Additionally, the tools used to fight financial crime also promote transparency and accountability through due diligence, understanding source, and destination of financial flows, capital and assets, and continuous monitoring of relationships and transactions. The intelligence gathered with these tools could be used to support ESG reporting and sustainable investment initiatives.

Many anti-money laundering/counter-terrorism financing tools are customer-focused, not necessarily investment-facing, whereas modern slavery and bribery and corruption legislation tend to focus on the supply chain. How can these initiatives support each other? As always, the devil is in the detail, and this requires multi-disciplinary collaboration. There was a session at the 2019 World Economic Forum in Davos, exploring inequality and financial crime (#FightFinancialCrime) with the Coalition to Fight Financial Crime.

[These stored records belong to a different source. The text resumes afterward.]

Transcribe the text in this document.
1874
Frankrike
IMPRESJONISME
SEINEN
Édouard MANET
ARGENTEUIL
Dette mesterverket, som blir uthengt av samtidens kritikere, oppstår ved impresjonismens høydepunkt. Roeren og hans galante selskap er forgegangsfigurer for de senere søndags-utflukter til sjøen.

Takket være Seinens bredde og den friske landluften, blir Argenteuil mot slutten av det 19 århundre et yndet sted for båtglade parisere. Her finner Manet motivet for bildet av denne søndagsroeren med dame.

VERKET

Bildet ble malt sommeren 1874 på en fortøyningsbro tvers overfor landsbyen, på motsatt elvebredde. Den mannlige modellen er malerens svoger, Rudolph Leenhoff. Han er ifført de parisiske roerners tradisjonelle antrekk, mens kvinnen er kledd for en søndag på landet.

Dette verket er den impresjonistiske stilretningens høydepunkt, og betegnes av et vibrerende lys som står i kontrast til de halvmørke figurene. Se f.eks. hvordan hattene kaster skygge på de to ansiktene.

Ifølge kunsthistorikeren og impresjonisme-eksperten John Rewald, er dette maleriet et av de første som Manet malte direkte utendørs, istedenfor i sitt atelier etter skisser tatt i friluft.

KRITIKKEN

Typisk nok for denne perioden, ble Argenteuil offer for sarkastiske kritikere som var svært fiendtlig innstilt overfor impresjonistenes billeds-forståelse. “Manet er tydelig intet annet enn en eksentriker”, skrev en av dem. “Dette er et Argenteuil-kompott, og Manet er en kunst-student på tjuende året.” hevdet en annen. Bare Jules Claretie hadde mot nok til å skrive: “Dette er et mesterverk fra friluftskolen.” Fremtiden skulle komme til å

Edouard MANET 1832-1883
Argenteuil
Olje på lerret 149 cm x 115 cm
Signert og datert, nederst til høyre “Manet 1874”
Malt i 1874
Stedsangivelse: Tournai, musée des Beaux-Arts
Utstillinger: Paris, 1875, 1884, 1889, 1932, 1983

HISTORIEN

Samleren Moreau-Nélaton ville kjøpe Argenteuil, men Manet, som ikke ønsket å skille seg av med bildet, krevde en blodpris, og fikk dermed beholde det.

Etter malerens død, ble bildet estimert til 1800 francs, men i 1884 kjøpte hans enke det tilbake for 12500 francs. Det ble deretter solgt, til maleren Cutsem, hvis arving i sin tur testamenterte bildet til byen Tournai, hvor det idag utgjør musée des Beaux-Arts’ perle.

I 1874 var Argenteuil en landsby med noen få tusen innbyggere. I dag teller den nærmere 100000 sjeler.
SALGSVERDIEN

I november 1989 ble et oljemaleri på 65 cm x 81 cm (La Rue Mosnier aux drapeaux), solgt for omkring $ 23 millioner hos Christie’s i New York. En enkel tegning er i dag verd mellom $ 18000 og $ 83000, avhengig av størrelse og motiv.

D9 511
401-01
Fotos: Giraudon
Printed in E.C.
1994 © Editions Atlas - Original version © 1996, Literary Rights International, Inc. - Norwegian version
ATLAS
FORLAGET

It brought together Catherine De Bolle, executive director of Europol, Rani Hong, a human trafficking survivor and founder of Rani’s Voice and the Freedom Seal Initiative, and Tim Adams, president of the Institute of International Finance. This was a step toward generating awareness and linking these two otherwise self-contained topics.

 

Role for government and financial regulators

Governments and regulators have begun to gain a better understanding of market-led ESG investments. Much more remains to be done, however, and as Kate Kuper, director of Bateleur Partners and a former team leader for World Bank projects, mentioned during a conversation, regulators have great convening power to bring people together, crowd-source ideas, test hypotheses and identify champions to drive forward initiatives. By creating enabling frameworks, they could support financial services firms and others under their regulatory umbrella to promote principles such as sustainability-by-design or sustainability-by-default, similar to the General Data Protection Regulation (GDPR). They have the ability to work with other governments and regulators to create standard approaches and the sandboxes to test new digital sustainable finance technology in a safe environment. Moreover, they have a responsibility to protect and educate consumers and citizens, preserving market integrity.

The FCA’s Discussion Paper 18/8, “Climate Change and Green Finance”, is open for consultation until January 31, 2019.